On a snow-covered field in the winter of 2018, Krishna Nair watched the high-altitude balloon she’d created for a Grade 8 science project at the Halton Waldorf School in Burlington, Ont., crash into a stand of electrical poles. She was crushed.
“I started to cry,” Nair says. “I had worked really hard for this moment and I wanted it to be successful. I wanted to have results.”
But that day ended up becoming the turning point toward a success she hadn’t even fathomed. She got on the phone and started making cold calls to get advice and find out what she had done wrong. Eventually, after enough calls, the Canadian Space Agency (CSA) caught wind of her failed science project, and they offered to help. Months later, on a sunny and windy day in August, she had a second chance.
While historically, young girls have been discouraged from pursuing science, technology, engineering and mathematics (STEM), Nair is one of many students who are evening the playing field. With the support, resources and freedom to pursue student-led learning that she received at Halton Waldorf School, Nair’s groundbreaking project was ultimately successful.
And the following summer, about 40 people – including her parents, local children, and scientists from the CSA and France’s National Centre for Space Studies – witnessed this firsthand on a field in Timmins, Ont.
That day, one scientist assisting Nair held up the seven-foot balloon filled with helium. Attached was a 30-foot length of rope with the payload box at the end. The box contained recording and GPS devices and hand warmers to keep the electronics from freezing in the minus-60-degree air on the journey towards space.
The scientists showed her how to line up the box, so that when it caught the wind, it would fly upwards and not forward into electrical wires, as it had the last time.
The crowd was riveted as the balloon was released. Cheers erupted as it soared into the sky and the box lifted up into the air.
“That was a really nice moment,” Nair says. “I watched it finally drift off until it was a tiny little spot.”
The next hurdle was to recover the balloon after it landed an hour-and-a-half away. The next morning, Nair and her family drove out to find it, and after tromping deep in the woods, they located it draped over a tree. Just as they were about to make the trek out of the woods, Nair saw the CSA arriving by helicopter to help. To her delight, they were chauffeured by chopper out of the woods.
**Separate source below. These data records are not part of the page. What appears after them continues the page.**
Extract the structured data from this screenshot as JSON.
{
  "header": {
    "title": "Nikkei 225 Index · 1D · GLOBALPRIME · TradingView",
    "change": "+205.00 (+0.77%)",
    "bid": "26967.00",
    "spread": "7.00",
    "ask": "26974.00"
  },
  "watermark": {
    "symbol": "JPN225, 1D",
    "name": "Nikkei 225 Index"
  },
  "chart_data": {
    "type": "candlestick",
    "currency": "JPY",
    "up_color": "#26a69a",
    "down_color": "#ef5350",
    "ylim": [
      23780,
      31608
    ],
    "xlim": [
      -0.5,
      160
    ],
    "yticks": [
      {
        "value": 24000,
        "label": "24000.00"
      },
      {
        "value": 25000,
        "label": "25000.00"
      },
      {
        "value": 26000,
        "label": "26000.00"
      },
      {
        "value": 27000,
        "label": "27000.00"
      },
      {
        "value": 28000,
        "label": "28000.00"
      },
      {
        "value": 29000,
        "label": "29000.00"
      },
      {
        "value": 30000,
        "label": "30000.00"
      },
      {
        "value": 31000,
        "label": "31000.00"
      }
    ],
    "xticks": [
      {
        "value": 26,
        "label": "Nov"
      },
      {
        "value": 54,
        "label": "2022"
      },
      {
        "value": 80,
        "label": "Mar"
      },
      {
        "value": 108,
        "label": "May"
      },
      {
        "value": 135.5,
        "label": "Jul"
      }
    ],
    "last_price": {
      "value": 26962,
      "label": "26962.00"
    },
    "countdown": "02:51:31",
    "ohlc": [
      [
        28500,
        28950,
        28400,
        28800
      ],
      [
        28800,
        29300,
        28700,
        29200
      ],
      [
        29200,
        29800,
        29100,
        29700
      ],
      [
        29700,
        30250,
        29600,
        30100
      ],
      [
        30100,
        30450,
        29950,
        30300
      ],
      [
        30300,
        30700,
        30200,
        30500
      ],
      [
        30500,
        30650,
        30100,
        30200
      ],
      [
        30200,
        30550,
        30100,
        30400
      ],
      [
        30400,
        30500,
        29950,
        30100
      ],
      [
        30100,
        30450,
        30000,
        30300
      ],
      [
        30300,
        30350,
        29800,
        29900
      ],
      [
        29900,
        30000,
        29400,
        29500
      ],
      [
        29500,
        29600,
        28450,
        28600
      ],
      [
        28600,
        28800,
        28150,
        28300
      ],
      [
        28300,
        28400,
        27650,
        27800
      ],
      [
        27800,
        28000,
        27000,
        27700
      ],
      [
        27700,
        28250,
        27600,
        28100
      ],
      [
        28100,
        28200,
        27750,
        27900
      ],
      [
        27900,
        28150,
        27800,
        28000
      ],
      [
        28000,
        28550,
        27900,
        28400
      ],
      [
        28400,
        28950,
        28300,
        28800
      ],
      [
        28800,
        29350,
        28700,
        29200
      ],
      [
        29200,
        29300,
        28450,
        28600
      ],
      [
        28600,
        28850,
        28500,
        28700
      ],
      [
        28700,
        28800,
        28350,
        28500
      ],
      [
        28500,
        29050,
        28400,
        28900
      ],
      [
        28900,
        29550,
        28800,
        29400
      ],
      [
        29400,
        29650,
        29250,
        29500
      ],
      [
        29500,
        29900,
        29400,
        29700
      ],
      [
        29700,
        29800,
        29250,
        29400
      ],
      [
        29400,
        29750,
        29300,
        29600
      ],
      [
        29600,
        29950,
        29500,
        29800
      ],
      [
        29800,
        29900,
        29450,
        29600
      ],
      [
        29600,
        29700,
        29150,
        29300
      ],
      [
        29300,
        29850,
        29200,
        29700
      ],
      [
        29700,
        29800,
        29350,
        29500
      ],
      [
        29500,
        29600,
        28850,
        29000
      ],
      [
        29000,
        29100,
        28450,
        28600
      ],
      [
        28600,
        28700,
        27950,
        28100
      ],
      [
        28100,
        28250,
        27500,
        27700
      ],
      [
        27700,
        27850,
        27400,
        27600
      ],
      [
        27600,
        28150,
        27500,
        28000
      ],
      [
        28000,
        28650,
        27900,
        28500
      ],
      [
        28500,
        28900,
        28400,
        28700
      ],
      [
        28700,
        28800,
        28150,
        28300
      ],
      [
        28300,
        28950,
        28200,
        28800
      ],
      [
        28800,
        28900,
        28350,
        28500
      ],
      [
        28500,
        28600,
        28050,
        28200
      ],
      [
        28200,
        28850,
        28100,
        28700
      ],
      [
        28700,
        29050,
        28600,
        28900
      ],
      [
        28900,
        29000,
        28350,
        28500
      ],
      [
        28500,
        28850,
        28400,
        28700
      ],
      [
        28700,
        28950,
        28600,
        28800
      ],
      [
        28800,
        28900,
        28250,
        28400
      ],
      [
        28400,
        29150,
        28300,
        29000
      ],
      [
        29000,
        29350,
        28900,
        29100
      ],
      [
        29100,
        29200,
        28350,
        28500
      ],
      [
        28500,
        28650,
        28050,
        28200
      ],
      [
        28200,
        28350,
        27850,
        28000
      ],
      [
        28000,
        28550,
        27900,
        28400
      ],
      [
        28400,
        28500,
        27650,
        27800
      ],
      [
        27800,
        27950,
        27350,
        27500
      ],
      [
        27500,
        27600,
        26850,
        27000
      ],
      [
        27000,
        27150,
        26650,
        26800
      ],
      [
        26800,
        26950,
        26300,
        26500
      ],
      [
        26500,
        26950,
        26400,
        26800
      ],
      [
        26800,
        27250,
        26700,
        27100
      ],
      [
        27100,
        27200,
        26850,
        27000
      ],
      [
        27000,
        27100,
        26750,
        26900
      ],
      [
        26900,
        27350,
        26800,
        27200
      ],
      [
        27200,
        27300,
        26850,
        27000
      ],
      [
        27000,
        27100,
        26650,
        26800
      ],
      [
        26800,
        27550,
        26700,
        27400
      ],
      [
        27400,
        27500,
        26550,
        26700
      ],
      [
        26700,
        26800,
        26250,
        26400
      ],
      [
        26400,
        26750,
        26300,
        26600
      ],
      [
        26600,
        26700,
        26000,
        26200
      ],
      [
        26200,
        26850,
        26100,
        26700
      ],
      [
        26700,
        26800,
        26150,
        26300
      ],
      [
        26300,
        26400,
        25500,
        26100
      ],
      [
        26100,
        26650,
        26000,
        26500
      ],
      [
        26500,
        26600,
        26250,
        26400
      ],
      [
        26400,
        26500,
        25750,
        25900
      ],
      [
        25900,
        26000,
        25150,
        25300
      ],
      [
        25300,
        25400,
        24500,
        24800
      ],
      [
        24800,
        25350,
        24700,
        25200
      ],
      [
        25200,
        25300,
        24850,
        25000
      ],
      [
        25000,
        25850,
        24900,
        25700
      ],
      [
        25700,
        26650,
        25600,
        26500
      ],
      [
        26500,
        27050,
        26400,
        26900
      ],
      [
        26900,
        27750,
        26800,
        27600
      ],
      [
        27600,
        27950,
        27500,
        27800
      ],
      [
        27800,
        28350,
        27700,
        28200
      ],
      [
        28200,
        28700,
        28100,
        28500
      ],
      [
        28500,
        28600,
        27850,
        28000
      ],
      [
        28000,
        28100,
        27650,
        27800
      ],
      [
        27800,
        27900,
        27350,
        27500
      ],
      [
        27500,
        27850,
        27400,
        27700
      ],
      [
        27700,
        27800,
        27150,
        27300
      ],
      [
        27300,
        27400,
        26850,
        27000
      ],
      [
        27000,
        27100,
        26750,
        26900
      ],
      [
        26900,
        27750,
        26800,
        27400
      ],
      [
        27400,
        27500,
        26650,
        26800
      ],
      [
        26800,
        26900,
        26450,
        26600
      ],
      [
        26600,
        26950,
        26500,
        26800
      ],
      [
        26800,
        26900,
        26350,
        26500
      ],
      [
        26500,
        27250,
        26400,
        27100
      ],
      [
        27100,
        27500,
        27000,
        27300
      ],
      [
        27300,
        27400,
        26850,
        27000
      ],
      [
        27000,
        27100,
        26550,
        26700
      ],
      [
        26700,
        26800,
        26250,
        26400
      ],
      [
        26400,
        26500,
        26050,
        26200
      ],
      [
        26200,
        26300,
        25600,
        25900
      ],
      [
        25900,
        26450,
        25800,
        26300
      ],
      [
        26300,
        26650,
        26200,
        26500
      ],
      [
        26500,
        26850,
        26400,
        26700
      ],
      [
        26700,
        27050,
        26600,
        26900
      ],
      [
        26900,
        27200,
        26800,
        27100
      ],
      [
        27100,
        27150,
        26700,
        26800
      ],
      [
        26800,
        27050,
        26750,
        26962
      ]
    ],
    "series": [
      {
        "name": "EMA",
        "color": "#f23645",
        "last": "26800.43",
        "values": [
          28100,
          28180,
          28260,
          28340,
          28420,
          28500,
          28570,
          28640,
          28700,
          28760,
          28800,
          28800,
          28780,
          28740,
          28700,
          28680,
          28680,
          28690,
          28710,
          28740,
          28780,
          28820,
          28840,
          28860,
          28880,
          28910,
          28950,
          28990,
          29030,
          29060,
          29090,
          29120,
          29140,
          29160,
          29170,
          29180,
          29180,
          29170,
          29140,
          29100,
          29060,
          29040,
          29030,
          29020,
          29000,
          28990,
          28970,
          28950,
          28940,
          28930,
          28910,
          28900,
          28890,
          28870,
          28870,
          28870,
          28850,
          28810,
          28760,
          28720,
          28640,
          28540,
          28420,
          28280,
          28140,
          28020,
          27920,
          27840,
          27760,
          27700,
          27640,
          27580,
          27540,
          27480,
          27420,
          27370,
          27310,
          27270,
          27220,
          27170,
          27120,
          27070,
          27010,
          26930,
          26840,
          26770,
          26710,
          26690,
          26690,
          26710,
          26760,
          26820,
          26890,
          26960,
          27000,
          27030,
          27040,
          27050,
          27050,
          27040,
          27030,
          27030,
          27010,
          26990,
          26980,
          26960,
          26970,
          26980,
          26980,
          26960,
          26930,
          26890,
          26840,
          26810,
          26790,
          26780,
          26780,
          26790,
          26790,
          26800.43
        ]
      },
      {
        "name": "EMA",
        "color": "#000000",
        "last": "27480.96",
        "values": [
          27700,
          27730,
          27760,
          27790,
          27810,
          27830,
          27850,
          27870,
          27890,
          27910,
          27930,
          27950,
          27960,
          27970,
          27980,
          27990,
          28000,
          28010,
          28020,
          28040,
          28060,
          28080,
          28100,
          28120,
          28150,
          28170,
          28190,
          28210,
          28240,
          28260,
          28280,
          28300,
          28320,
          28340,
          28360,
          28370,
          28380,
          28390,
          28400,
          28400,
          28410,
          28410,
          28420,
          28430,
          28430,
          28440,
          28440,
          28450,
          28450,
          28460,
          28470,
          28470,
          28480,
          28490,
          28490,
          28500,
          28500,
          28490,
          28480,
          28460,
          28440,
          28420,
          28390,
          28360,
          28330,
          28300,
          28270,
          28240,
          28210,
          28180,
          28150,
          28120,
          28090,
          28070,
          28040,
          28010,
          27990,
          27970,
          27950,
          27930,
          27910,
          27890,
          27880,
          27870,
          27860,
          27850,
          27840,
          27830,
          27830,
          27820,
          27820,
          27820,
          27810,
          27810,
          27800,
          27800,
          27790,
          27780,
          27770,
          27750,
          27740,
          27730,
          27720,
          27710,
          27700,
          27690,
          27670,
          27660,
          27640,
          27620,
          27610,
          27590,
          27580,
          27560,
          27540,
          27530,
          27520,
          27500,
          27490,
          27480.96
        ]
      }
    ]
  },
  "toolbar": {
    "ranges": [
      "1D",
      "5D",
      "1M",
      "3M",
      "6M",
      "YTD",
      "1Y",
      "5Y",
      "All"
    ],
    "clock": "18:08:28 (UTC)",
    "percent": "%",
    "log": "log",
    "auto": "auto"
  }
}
Later on, she discovered the balloon had travelled 30 kilometres into the air, almost halfway to space, where it captured photos of the curvature of the Earth and recorded data from the atmosphere.
Apart from the experiment, she also learned another lesson – that failure isn’t a bad thing. Despite the initial letdown, the result of her hard work was bigger and better than she ever expected.
Stephanie Todman, Nair’s former teacher at the Halton Waldorf School, said that personal discovery was the most important learning aspect of her project.
“The doing of the project is immensely important, but we as Waldorf teachers hope that what the students take away is learning about themselves,” Todman said.
Nair’s project has since inspired many younger Waldorf students to study science, Todman says. And Nair has since moved onto her next experiment; this year, in Grade 10, she is launching a high altitude balloon into space to gather, in real time, a different set of data she hasn’t decided on yet.
According to the 2017 UNESCO report, Cracking the code: girls' and women's education in science, technology, engineering and mathematics, exposing girls to supportive learning environments can increase their confidence and self-efficacy in these areas. Girls in Canada are underrepresented in STEM fields despite representing the vast majority of university graduates, according to a 2011 Statistics Canada study. The study also showed that women are less likely to choose a STEM program in university, regardless of mathematical ability.
One of the keys to closing this gap is to foster girls’ interest in STEM education early on. Arda Thomson, kindergarten teacher at Balmoral Hall School, an independent girls’ school in Winnipeg, earned a 2019 prime minister’s award for teaching excellence in STEM after transforming her classroom into an exploration station, a science centre and tinkering lab.
“They should really start young,” Thomson says. “They are little, of course, and they want to play, but they’re playing with ideas.”
For example, Thomson’s five- and six-year-old students simultaneously learn how to code as they learn to read. They research important female scientists and sometimes dress in costumes depicting them to tell the story of each woman’s achievements. Instead of doing show-and-tell, they present experiments to the class each week.
“It can be very messy, but I’m at the point where I don’t care anymore what the carpet looks like,” Thomson says. “It’s all about fun learning.”
The 2017 UNESCO report, Cracking the code: girls’ and women’s education in science, technology, engineering and mathematics (STEM), aims to decipher the factors that hinder girls and women from participating and achieving in STEM education, and how to promote more engagement.
- The report found only 35 per cent of STEM students in higher education globally are women. Only 28 per cent of all of the world’s researchers are women.
- Girls are held back by discrimination, biases, social norms and expectations that influence the quality of education they receive and the subjects they study.
- Supportive learning environments can increase girls’ confidence and self-efficacy in STEM.
- Female STEM teachers have a positive influence on girls’ performance and engagement with further STEM studies and careers.
- Girls perform better when teaching strategies take into consideration their learning needs and when teachers have high expectations of them in STEM subjects and treat them equally.